Sujet 2. La vérité est-elle toujours convaincante ?
Un élève, entre deux gorgées de boisson énergisante, a peut-être eu cette réaction intérieure en découvrant le sujet : « Franchement, si c’était le cas, j’aurais eu 18 toute l’année ! » Et il n’a pas complètement tort. La formulation de la question, apparemment simple, ouvre en réalité sur l’un des plus subtils problèmes philosophiques : le rapport entre ce qui est vrai et ce qui persuade, entre la force du réel et la puissance de la parole, entre le contenu et son impact.
Introduction
Nous vivons dans une époque où l’on parle sans cesse de vérité : vérité scientifique, vérité journalistique, vérité morale, vérité d’un témoignage.
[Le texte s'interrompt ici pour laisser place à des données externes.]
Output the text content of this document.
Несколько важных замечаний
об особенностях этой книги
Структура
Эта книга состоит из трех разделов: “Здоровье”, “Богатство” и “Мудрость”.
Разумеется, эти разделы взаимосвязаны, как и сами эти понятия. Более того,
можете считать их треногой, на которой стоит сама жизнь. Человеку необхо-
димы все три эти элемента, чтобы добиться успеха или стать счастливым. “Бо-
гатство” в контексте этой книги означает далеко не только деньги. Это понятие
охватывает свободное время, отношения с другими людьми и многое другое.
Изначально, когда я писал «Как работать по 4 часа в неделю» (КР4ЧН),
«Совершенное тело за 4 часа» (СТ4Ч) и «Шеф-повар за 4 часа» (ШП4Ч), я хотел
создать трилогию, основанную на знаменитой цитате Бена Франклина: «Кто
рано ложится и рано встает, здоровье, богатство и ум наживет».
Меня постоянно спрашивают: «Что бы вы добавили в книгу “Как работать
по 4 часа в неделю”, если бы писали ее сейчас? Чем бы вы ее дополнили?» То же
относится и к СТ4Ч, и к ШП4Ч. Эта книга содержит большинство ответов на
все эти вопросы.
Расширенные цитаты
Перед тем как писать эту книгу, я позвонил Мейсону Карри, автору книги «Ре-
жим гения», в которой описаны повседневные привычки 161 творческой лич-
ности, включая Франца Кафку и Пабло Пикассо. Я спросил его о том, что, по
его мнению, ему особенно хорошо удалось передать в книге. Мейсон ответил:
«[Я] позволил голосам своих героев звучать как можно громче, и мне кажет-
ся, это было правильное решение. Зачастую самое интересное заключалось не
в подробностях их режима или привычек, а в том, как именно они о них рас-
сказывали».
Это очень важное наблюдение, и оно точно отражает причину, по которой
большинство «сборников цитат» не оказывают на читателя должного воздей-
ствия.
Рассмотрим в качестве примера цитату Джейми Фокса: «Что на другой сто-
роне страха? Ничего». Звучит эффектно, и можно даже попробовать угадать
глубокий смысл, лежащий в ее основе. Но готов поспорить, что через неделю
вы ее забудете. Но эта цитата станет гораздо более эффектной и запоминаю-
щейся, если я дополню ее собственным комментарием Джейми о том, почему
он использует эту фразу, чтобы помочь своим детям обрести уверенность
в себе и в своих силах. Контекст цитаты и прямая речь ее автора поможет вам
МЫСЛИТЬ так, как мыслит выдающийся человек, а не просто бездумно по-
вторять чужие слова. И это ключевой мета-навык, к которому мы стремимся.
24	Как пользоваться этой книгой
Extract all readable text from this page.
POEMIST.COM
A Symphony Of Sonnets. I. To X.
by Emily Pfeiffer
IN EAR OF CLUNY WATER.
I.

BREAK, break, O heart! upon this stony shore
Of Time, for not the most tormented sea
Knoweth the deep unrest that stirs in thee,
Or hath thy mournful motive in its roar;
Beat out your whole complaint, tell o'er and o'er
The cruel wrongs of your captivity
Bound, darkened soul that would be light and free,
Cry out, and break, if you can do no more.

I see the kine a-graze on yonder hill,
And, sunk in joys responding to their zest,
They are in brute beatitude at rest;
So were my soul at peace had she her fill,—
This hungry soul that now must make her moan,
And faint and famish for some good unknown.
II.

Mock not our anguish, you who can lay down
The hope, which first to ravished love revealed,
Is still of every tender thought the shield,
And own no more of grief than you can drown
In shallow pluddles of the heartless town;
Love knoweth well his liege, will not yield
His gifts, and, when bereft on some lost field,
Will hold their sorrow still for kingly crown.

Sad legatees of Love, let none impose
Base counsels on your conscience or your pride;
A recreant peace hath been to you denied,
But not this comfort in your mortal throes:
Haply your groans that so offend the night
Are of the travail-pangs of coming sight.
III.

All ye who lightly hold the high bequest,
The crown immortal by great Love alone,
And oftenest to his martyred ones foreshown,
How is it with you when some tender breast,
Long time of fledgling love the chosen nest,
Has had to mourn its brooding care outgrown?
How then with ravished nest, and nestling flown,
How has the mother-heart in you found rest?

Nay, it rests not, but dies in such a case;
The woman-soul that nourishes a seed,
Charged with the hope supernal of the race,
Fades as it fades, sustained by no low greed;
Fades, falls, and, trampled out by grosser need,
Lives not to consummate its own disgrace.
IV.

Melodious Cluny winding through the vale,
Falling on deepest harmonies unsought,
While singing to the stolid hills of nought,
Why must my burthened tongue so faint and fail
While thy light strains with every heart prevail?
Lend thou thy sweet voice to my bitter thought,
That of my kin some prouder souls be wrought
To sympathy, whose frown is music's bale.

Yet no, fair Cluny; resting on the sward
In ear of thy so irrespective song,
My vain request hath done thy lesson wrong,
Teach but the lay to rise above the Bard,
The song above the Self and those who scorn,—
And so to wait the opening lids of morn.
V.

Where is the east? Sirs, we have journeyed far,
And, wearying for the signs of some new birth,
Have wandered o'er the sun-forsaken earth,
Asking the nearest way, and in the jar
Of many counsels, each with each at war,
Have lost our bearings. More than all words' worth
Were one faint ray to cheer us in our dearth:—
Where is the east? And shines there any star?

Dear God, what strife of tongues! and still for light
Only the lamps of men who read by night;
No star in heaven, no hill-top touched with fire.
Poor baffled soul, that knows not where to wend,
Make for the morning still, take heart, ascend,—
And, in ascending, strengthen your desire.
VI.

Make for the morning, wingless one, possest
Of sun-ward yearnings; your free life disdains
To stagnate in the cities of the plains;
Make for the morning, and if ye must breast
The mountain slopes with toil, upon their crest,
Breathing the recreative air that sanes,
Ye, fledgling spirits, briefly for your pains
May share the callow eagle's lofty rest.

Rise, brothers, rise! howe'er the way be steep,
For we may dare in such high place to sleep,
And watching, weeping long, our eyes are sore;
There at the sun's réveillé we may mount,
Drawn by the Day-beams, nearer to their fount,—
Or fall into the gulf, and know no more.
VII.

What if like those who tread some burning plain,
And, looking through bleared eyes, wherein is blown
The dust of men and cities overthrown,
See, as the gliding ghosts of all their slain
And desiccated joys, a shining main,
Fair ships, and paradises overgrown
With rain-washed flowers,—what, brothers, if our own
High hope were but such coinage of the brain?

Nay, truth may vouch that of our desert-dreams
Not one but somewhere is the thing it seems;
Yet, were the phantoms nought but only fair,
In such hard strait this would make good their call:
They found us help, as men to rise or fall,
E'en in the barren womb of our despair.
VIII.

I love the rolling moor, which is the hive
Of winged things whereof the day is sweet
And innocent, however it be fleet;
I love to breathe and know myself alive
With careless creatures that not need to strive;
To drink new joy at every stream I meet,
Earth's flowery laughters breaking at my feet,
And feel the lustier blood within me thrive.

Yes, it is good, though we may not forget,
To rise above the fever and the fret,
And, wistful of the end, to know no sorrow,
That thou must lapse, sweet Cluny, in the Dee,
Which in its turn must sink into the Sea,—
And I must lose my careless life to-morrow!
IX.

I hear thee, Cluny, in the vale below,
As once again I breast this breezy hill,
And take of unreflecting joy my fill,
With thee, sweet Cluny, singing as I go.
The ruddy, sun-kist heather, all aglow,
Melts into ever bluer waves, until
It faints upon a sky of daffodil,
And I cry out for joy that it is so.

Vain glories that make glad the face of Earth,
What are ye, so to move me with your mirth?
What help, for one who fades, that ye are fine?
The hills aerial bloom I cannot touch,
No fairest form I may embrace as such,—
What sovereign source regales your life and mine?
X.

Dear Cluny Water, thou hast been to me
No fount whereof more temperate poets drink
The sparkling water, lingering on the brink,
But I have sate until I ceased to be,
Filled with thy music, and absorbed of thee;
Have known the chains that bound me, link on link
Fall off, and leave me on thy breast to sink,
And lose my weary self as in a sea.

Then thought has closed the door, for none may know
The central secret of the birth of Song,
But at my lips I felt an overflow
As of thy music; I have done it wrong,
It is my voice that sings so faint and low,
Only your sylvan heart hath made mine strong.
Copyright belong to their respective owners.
Et pourtant, plus on en parle, plus elle semble s’échapper. On peut dire quelque chose de vrai… sans que personne n’y croie. À l’inverse, on peut affirmer une contre-vérité et divulguer des fake news ou des théories complotistes avec une telle assurance que des foules entières s’en laissent convaincre. De ce paradoxe naît la question : la vérité est-elle toujours convaincante ? Il ne s’agit pas ici de demander si la vérité existe, ni même si elle peut être atteinte, mais d’interroger son effet : suffit-il qu’une proposition soit vraie pour qu’elle emporte l’adhésion ? Cela revient à explorer la distinction entre deux ordres : celui du vrai et celui du vraisemblable, celui du réel et celui de l’opinion. Autrement dit, être convaincu n’est pas nécessairement accéder au vrai. Dès lors, peut-on espérer que la vérité possède en elle-même une force de conviction ? Ou faut-il accepter qu’elle doive être traduite, mise en scène, pour toucher les esprits ?
Problématisation
On pourrait croire, naïvement, que ce qui est vrai s’impose de soi, qu’il n’y a pas besoin d’artifice pour convaincre de l’évidence. Pourtant, les faits montrent souvent l’inverse. Si la vérité n’est pas toujours convaincante, est-ce à cause de son contenu ou de celui qui la reçoit ? Le problème se déplace alors : est-ce le vrai qui échoue ou la raison humaine à le reconnaître ?
Plan proposé
I. La vérité possède en elle une force rationnelle de conviction
Il existe une confiance profondément ancrée dans l’histoire de la philosophie : celle en la capacité de la raison à discerner le vrai. Chez Platon, la vérité est ce vers quoi l’âme s’élève par l’effort dialectique. Le mythe de la caverne illustre cette idée : en sortant des illusions de l’opinion, le philosophe découvre l’évidence des formes véritables. La vérité y est présentée comme lumineuse, presque irrésistible pour celui qui l’aperçoit. Descartes, de son côté, fonde son projet philosophique sur la clarté et la distinction : ce qui est clairement et distinctement perçu ne peut être que vrai (Méditations métaphysiques). Ainsi, pour un esprit bien conduit, la vérité s’impose comme une évidence rationnelle. Elle convainc parce qu’elle s’accorde à la structure même de l’intellect humain. Dans cette perspective, la vérité n’a pas besoin de persuasion : elle convainc par elle-même, en vertu de sa nécessité logique, de sa cohérence ou de sa correspondance avec le réel. Un théorème mathématique, une démonstration rigoureuse, une preuve scientifique peuvent ainsi s’imposer par leur seule solidité interne.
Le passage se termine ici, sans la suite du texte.